Lee Michael S, Martinsen Brad J, Hollowed John, Heikali Daniel, Mustapha Jihad, Adams George, Mahmud Ehtisham
UCLA Medical Center, Los Angeles, CA, United States.
Cardiovascular Systems, Inc., St. Paul, MN, United States.
Cardiovasc Revasc Med. 2018 Jul;19(5 Pt A):503-505. doi: 10.1016/j.carrev.2017.10.016. Epub 2017 Oct 27.
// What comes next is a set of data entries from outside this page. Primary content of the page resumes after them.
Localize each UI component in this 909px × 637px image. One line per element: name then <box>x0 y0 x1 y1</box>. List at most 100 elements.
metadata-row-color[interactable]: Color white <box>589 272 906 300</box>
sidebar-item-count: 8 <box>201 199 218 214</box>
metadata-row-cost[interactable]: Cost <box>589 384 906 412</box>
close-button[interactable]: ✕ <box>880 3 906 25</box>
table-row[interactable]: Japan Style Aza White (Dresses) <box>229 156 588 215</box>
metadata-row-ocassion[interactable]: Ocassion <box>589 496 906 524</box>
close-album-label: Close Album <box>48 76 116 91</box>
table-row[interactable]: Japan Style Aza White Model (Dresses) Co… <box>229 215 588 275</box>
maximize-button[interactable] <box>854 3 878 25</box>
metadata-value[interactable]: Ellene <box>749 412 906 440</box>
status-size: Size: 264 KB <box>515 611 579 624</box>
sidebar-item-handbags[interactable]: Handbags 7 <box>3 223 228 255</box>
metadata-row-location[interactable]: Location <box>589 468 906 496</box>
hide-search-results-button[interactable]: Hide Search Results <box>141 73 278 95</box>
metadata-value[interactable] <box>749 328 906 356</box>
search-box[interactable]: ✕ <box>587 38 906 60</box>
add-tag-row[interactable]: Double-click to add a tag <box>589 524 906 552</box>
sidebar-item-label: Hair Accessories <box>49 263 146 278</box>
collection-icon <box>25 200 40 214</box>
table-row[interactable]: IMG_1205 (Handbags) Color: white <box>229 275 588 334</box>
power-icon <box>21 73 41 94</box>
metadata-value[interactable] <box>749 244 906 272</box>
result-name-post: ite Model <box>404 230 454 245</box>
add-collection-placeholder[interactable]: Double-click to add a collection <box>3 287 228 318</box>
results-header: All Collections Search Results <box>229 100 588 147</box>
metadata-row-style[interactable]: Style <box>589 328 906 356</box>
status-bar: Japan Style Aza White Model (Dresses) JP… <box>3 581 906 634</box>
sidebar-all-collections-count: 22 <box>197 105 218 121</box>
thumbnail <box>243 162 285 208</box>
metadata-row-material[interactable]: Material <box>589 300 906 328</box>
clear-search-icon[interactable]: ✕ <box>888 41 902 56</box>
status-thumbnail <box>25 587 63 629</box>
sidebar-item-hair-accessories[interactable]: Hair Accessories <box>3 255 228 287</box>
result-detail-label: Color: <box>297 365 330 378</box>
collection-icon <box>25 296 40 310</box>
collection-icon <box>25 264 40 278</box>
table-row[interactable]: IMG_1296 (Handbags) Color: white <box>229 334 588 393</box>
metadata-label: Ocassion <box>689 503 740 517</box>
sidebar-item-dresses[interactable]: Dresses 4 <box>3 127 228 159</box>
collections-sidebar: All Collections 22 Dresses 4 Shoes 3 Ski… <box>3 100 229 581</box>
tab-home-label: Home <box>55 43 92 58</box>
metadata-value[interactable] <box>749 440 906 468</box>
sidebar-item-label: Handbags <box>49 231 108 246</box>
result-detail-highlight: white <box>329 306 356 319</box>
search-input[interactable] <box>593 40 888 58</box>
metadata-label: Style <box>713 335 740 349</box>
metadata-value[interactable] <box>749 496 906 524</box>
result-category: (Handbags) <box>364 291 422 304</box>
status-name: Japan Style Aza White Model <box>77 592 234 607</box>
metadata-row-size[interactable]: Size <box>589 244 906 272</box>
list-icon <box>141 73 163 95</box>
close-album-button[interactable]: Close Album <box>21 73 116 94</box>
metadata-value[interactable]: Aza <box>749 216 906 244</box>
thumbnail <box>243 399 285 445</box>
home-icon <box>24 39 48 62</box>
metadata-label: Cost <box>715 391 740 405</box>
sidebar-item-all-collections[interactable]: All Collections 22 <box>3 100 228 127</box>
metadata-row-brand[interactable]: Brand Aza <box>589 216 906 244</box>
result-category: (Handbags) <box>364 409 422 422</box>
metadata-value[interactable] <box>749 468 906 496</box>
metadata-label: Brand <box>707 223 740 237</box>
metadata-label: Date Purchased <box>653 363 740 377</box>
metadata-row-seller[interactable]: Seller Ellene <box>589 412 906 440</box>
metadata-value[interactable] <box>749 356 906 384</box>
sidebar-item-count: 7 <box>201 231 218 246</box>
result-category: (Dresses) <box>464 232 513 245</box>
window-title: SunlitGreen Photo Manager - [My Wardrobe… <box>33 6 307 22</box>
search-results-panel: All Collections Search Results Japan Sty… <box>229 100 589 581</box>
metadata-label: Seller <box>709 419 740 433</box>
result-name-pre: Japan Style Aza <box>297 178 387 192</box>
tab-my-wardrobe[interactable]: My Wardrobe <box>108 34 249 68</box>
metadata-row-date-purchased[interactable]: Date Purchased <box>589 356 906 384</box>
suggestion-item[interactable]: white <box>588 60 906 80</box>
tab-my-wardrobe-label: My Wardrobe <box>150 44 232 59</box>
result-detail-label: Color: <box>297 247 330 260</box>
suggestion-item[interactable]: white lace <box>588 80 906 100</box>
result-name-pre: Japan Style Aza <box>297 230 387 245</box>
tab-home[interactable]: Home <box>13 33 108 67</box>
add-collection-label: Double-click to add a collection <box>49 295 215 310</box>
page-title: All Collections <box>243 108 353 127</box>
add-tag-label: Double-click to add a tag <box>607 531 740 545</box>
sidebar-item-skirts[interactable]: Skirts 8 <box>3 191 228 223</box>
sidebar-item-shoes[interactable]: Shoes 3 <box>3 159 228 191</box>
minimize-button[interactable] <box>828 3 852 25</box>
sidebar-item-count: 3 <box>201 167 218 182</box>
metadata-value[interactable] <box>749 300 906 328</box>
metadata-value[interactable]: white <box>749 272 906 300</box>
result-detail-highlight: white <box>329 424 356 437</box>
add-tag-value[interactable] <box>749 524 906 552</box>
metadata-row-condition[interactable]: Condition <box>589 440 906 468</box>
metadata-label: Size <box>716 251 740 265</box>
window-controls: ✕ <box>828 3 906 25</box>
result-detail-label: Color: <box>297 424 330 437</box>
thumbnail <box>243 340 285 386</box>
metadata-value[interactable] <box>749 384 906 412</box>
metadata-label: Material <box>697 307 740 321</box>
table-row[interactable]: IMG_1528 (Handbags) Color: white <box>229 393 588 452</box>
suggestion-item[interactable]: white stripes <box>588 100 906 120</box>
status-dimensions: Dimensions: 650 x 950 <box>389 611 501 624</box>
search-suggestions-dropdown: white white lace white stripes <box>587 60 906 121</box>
Endovascular intervention is an appealing revascularization strategy for iliac artery disease. Atherectomy of the iliac artery is uncommon due to the risk of life-threatening perforation but may be necessary if the iliac lesion is heavily calcified, preventing stent delivery or optimal expansion. We assessed the feasibility and safety of orbital atherectomy for the treatment of iliac artery disease. Demographic data, lesion characteristics, and procedure outcomes for the CONFIRM patients with at least one iliac artery lesion treated with orbital atherectomy (n=62 patients; n=68 lesions) were compared to patients with at least one superficial femoral artery (SFA) lesion treated with orbital atherectomy (n=1570 patients; n=1809 lesions). The procedural complication rate, defined as the composite of flow limiting dissection, perforation, slow flow, vessel closure, spasm, embolism, or thrombosis, was compared in iliac lesions versus SFA lesions. The iliac artery group had more patients with diabetes, shorter lesions, and more severely calcified lesions. The orbital atherectomy run time was significantly shorter in the iliac artery group. Additionally, in the iliac group there was one reported perforation and one reported vessel closure; the rates of slow flow, spasm, embolism, thrombus, and flow limiting dissection were 0%. The overall procedural complication rate was significantly lower in the iliac group (2.9% vs. 11.2%, p=0.03). Orbital atherectomy of the iliac artery is feasible with few reported angiographic complications and compared favorably with the SFA group. Orbital atherectomy may be considered to facilitate the delivery and expansion of a balloon or stent if the iliac artery is calcified.
血管内介入治疗是治疗髂动脉疾病的一种有吸引力的血运重建策略。由于存在危及生命的穿孔风险,髂动脉旋切术并不常见,但如果髂动脉病变严重钙化,妨碍支架输送或无法实现最佳扩张,则可能有必要进行旋切术。我们评估了眼眶旋切术治疗髂动脉疾病的可行性和安全性。将接受眼眶旋切术治疗的至少有一处髂动脉病变的CONFIRM患者(n = 62例患者;n = 68处病变)的人口统计学数据、病变特征和手术结果,与接受眼眶旋切术治疗的至少有一处股浅动脉(SFA)病变的患者(n = 1570例患者;n = 1809处病变)进行比较。比较了髂动脉病变与股浅动脉病变的手术并发症发生率,手术并发症定义为限流性夹层、穿孔、血流缓慢、血管闭塞、痉挛、栓塞或血栓形成的综合情况。髂动脉组糖尿病患者更多,病变较短,钙化更严重。髂动脉组的眼眶旋切术操作时间明显更短。此外,在髂动脉组中,有1例报告的穿孔和1例报告的血管闭塞;血流缓慢、痉挛、栓塞、血栓形成和限流性夹层的发生率为0%。髂动脉组的总体手术并发症发生率显著更低(2.9%对11.2%,p = 0.03)。髂动脉眼眶旋切术是可行的,报告的血管造影并发症很少,与股浅动脉组相比具有优势。如果髂动脉钙化,可考虑采用眼眶旋切术以促进球囊或支架的输送和扩张。